Is it necessary to rinse rice before you cook it?
>>9195662
Instant rice? No.
Other rice, yes. Specifically the kinds you buy in bulk in giant bags.
>>9195662
I don't rinse my rice.
I think if your rice is full of sticks, dirt and possibly rocks, rinsing was a way to inspect it like you do beans. It's also a way to make sure the last rinse it got in some plant was with clean water.
If you buy rice from the USA, you don't need to worry. The fields aren't flooded with DDT waters. But, if you buy your rice in big generic looking bags from third world nations, hrm. You're rinsing off vitamins that were placed there to mimic the nutrition lost when they removed the germ (from brown rice), so rinsing takes nutrition. It also rinses off starch. If you want rice that doesn't cling to itself, you might want to rinse several times.
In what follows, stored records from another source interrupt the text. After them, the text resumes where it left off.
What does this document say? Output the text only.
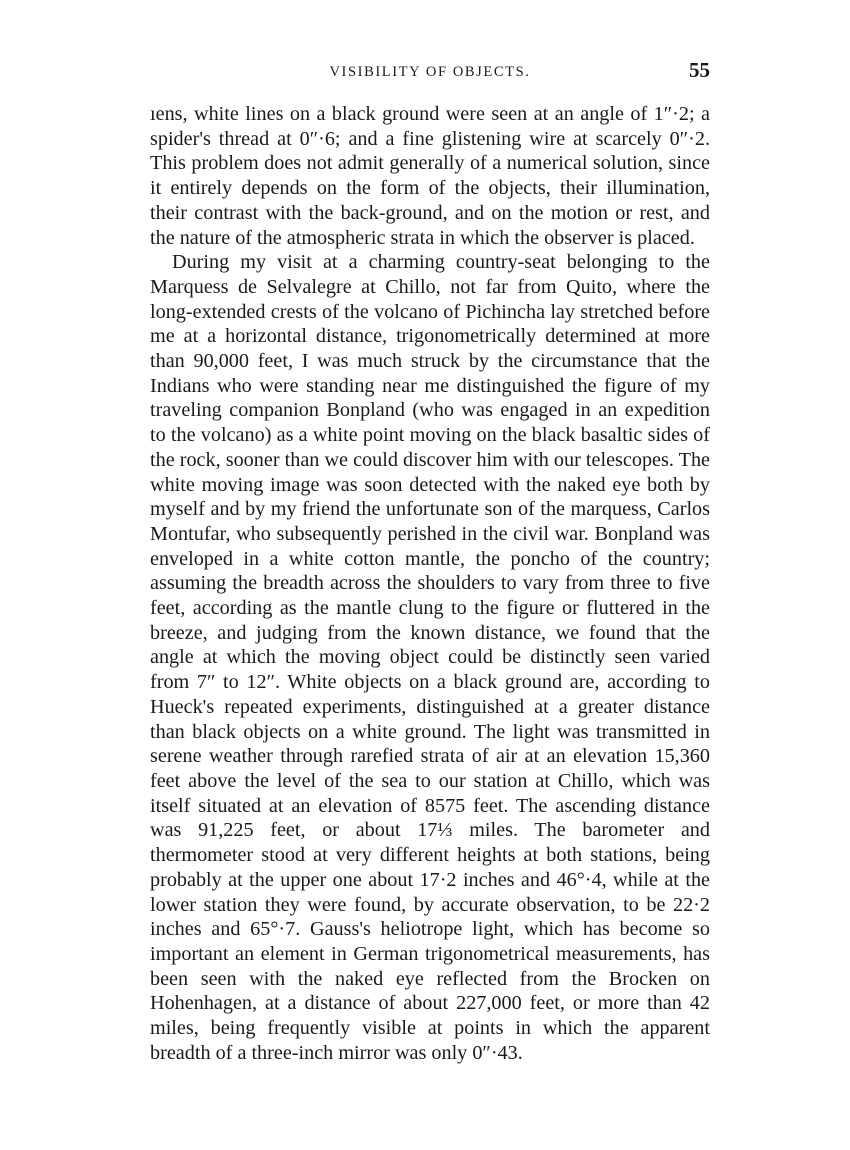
VISIBILITY OF OBJECTS.	55

ıens, white lines on a black ground were seen at an angle of 1″·2; a spider's thread at 0″·6; and a fine glistening wire at scarcely 0″·2. This problem does not admit generally of a numerical solution, since it entirely depends on the form of the objects, their illumination, their contrast with the back-ground, and on the motion or rest, and the nature of the atmospheric strata in which the observer is placed.

During my visit at a charming country-seat belonging to the Marquess de Selvalegre at Chillo, not far from Quito, where the long-extended crests of the volcano of Pichincha lay stretched before me at a horizontal distance, trigonometrically determined at more than 90,000 feet, I was much struck by the circumstance that the Indians who were standing near me distinguished the figure of my traveling companion Bonpland (who was engaged in an expedition to the volcano) as a white point moving on the black basaltic sides of the rock, sooner than we could discover him with our telescopes. The white moving image was soon detected with the naked eye both by myself and by my friend the unfortunate son of the marquess, Carlos Montufar, who subsequently perished in the civil war. Bonpland was enveloped in a white cotton mantle, the poncho of the country; assuming the breadth across the shoulders to vary from three to five feet, according as the mantle clung to the figure or fluttered in the breeze, and judging from the known distance, we found that the angle at which the moving object could be distinctly seen varied from 7″ to 12″. White objects on a black ground are, according to Hueck's repeated experiments, distinguished at a greater distance than black objects on a white ground. The light was transmitted in serene weather through rarefied strata of air at an elevation 15,360 feet above the level of the sea to our station at Chillo, which was itself situated at an elevation of 8575 feet. The ascending distance was 91,225 feet, or about 17⅓ miles. The barometer and thermometer stood at very different heights at both stations, being probably at the upper one about 17·2 inches and 46°·4, while at the lower station they were found, by accurate observation, to be 22·2 inches and 65°·7. Gauss's heliotrope light, which has become so important an element in German trigonometrical measurements, has been seen with the naked eye reflected from the Brocken on Hohenhagen, at a distance of about 227,000 feet, or more than 42 miles, being frequently visible at points in which the apparent breadth of a three-inch mirror was only 0″·43.
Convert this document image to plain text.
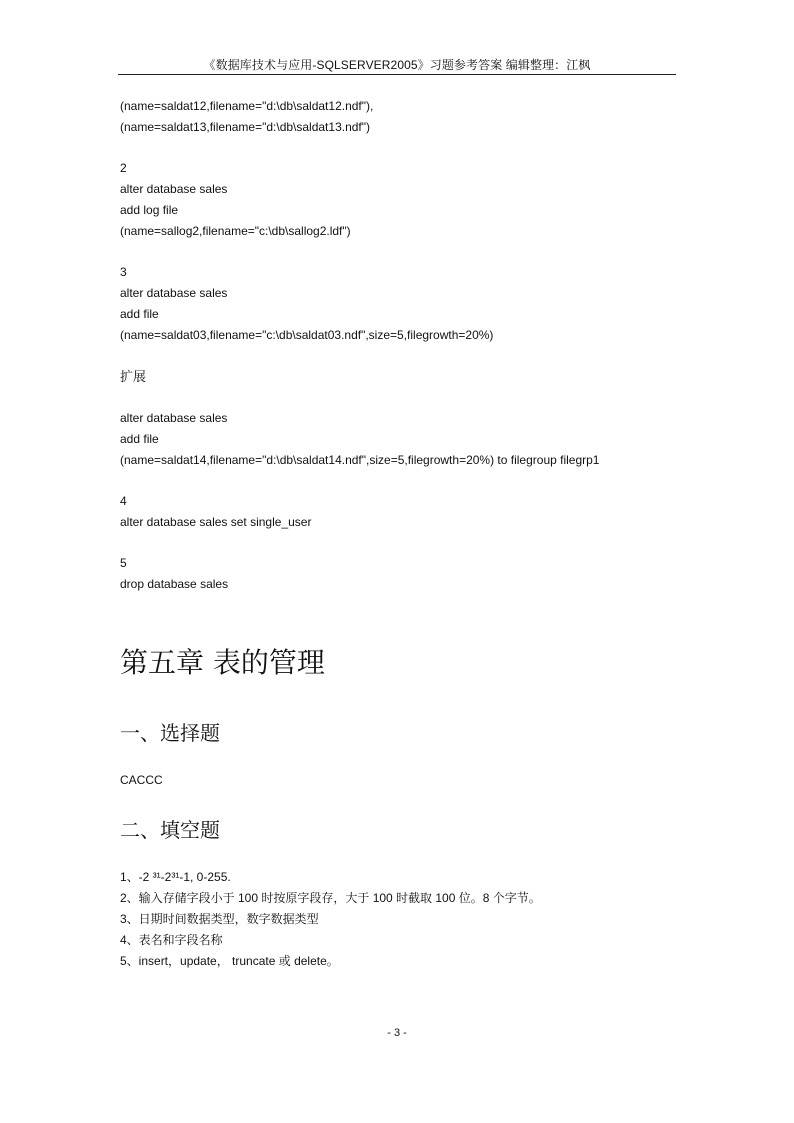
《数据库技术与应用-SQLSERVER2005》习题参考答案 编辑整理：江枫
(name=saldat12,filename="d:\db\saldat12.ndf"),
(name=saldat13,filename="d:\db\saldat13.ndf")
2
alter database sales
add log file
(name=sallog2,filename="c:\db\sallog2.ldf")
3
alter database sales
add file
(name=saldat03,filename="c:\db\saldat03.ndf",size=5,filegrowth=20%)
扩展
alter database sales
add file
(name=saldat14,filename="d:\db\saldat14.ndf",size=5,filegrowth=20%) to filegroup filegrp1
4
alter database sales set single_user
5
drop database sales
第五章 表的管理
一、选择题
CACCC
二、填空题
1、-2 ³¹-2³¹-1, 0-255.
2、输入存储字段小于 100 时按原字段存，大于 100 时截取 100 位。8 个字节。
3、日期时间数据类型，数字数据类型
4、表名和字段名称
5、insert，update， truncate 或 delete。
- 3 -
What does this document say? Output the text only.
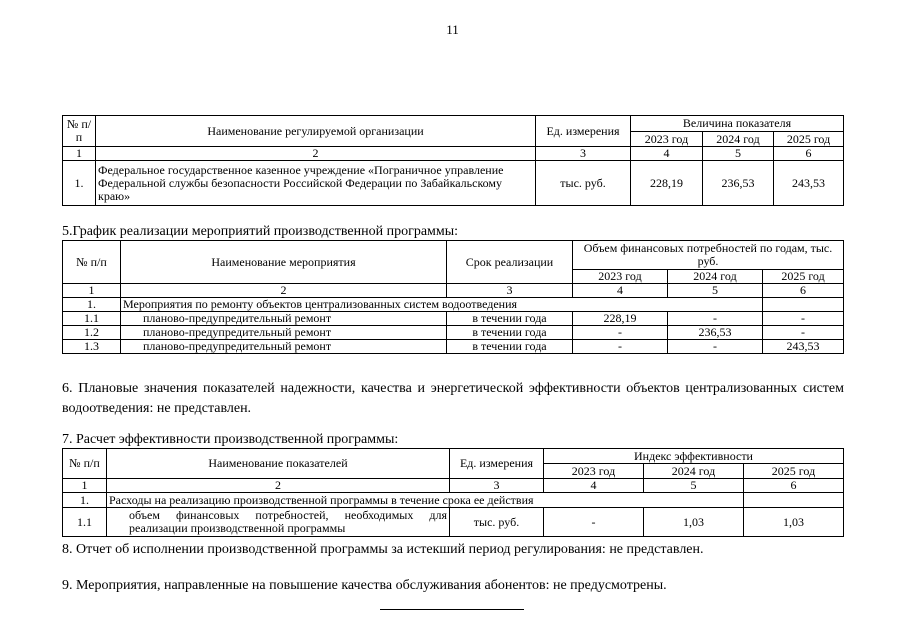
11
№ п/п	Наименование регулируемой организации	Ед. измерения	Величина показателя		
			2023 год	2024 год	2025 год
1	2	3	4	5	6
1.	Федеральное государственное казенное учреждение «Пограничное управление Федеральной службы безопасности Российской Федерации по Забайкальскому краю»	тыс. руб.	228,19	236,53	243,53
5.График реализации мероприятий производственной программы:
№ п/п	Наименование мероприятия	Срок реализации	Объем финансовых потребностей по годам, тыс. руб.		
			2023 год	2024 год	2025 год
1	2	3	4	5	6
1.	Мероприятия по ремонту объектов централизованных систем водоотведения				
1.1	планово-предупредительный ремонт	в течении года	228,19	-	-
1.2	планово-предупредительный ремонт	в течении года	-	236,53	-
1.3	планово-предупредительный ремонт	в течении года	-	-	243,53
6. Плановые значения показателей надежности, качества и энергетической эффективности объектов централизованных систем водоотведения: не представлен.
7. Расчет эффективности производственной программы:
№ п/п	Наименование показателей	Ед. измерения	Индекс эффективности		
			2023 год	2024 год	2025 год
1	2	3	4	5	6
1.	Расходы на реализацию производственной программы в течение срока ее действия				
1.1	объем финансовых потребностей, необходимых для реализации производственной программы	тыс. руб.	-	1,03	1,03
8. Отчет об исполнении производственной программы за истекший период регулирования: не представлен.
9. Мероприятия, направленные на повышение качества обслуживания абонентов: не предусмотрены.
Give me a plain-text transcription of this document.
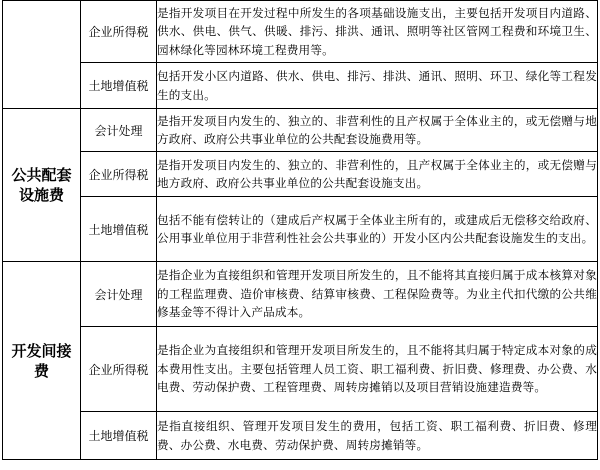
	企业所得税	是指开发项目在开发过程中所发生的各项基础设施支出，主要包括开发项目内道路、供水、供电、供气、供暖、排污、排洪、通讯、照明等社区管网工程费和环境卫生、园林绿化等园林环境工程费用等。
	土地增值税	包括开发小区内道路、供水、供电、排污、排洪、通讯、照明、环卫、绿化等工程发生的支出。
公共配套设施费	会计处理	是指开发项目内发生的、独立的、非营利性的且产权属于全体业主的，或无偿赠与地方政府、政府公共事业单位的公共配套设施费用等。
	企业所得税	是指开发项目内发生的、独立的、非营利性的，且产权属于全体业主的，或无偿赠与地方政府、政府公共事业单位的公共配套设施支出。
	土地增值税	包括不能有偿转让的（建成后产权属于全体业主所有的，或建成后无偿移交给政府、公用事业单位用于非营利性社会公共事业的）开发小区内公共配套设施发生的支出。
开发间接费	会计处理	是指企业为直接组织和管理开发项目所发生的，且不能将其直接归属于成本核算对象的工程监理费、造价审核费、结算审核费、工程保险费等。为业主代扣代缴的公共维修基金等不得计入产品成本。
	企业所得税	是指企业为直接组织和管理开发项目所发生的，且不能将其归属于特定成本对象的成本费用性支出。主要包括管理人员工资、职工福利费、折旧费、修理费、办公费、水电费、劳动保护费、工程管理费、周转房摊销以及项目营销设施建造费等。
	土地增值税	是指直接组织、管理开发项目发生的费用，包括工资、职工福利费、折旧费、修理费、办公费、水电费、劳动保护费、周转房摊销等。
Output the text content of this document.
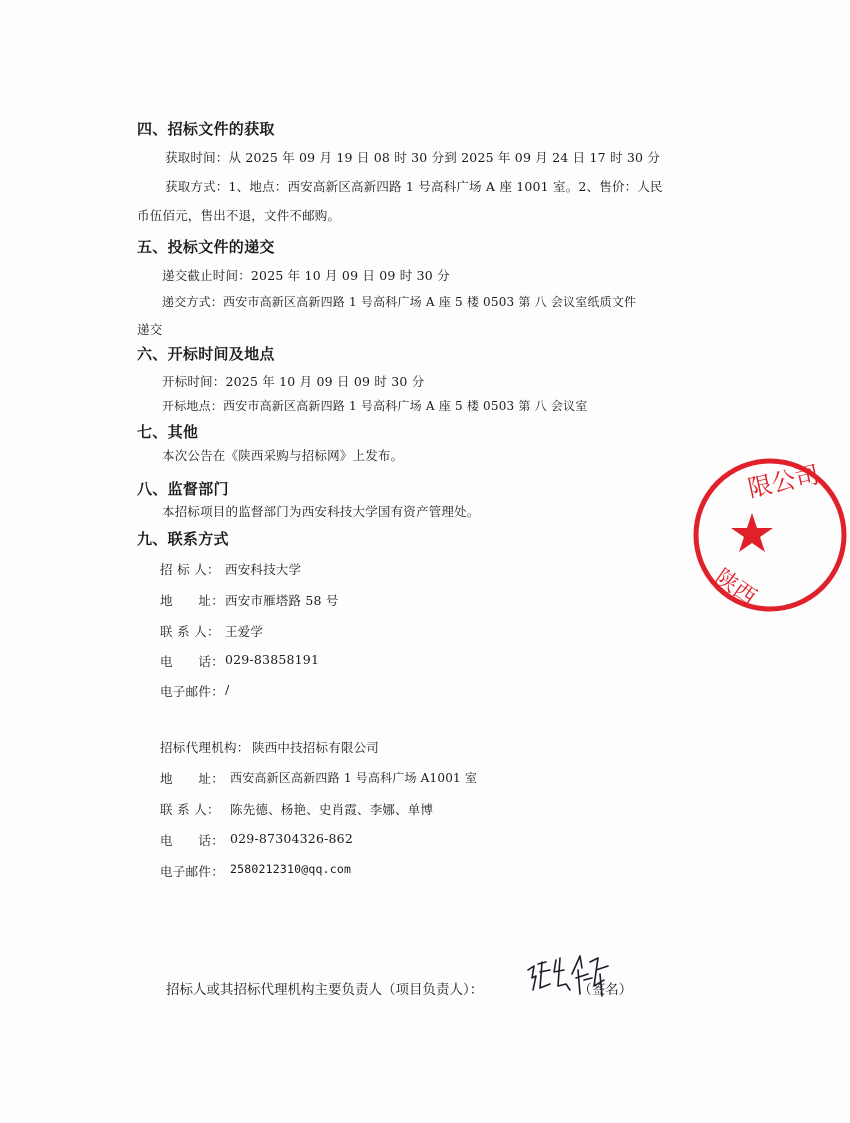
四、招标文件的获取
获取时间：从 2025 年 09 月 19 日 08 时 30 分到 2025 年 09 月 24 日 17 时 30 分
获取方式：1、地点：西安高新区高新四路 1 号高科广场 A 座 1001 室。2、售价：人民
币伍佰元，售出不退，文件不邮购。
五、投标文件的递交
递交截止时间：2025 年 10 月 09 日 09 时 30 分
递交方式：西安市高新区高新四路 1 号高科广场 A 座 5 楼 0503 第 八 会议室纸质文件
递交
六、开标时间及地点
开标时间：2025 年 10 月 09 日 09 时 30 分
开标地点：西安市高新区高新四路 1 号高科广场 A 座 5 楼 0503 第 八 会议室
七、其他
本次公告在《陕西采购与招标网》上发布。
八、监督部门
本招标项目的监督部门为西安科技大学国有资产管理处。
九、联系方式
招 标 人： 西安科技大学
地　　址： 西安市雁塔路 58 号
联 系 人： 王爱学
电　　话： 029-83858191
电子邮件： /
招标代理机构： 陕西中技招标有限公司
地　　址： 西安高新区高新四路 1 号高科广场 A1001 室
联 系 人： 陈先德、杨艳、史肖霞、李娜、单博
电　　话： 029-87304326-862
电子邮件： 2580212310@qq.com
招标人或其招标代理机构主要负责人（项目负责人）：	（签名）
限公司
陕西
I like it a little clumpy, personally.
>pic of uncle bens
It's just not worth it to buy instant rice. The texture is so wrong. Uncle Bens is famous for converted brand rice, which kind of turned brown rice into an instant rice, which had no starch to muddy up a rice n beans casserole, like jambalya. It was a local preference, and no one really likes it that way anymore unless its what their grandma used and they're particular like that.
Buy aged basmati and wait 30 minutes (20 to boil/simmer, and 10 to steam), or buy frozen rice that you're reheating in your microwave in steam-in-bag, which is indeed real rice.
uncle benis :DDD
Rinse cheapo rice. There's some dust and crap in that starch.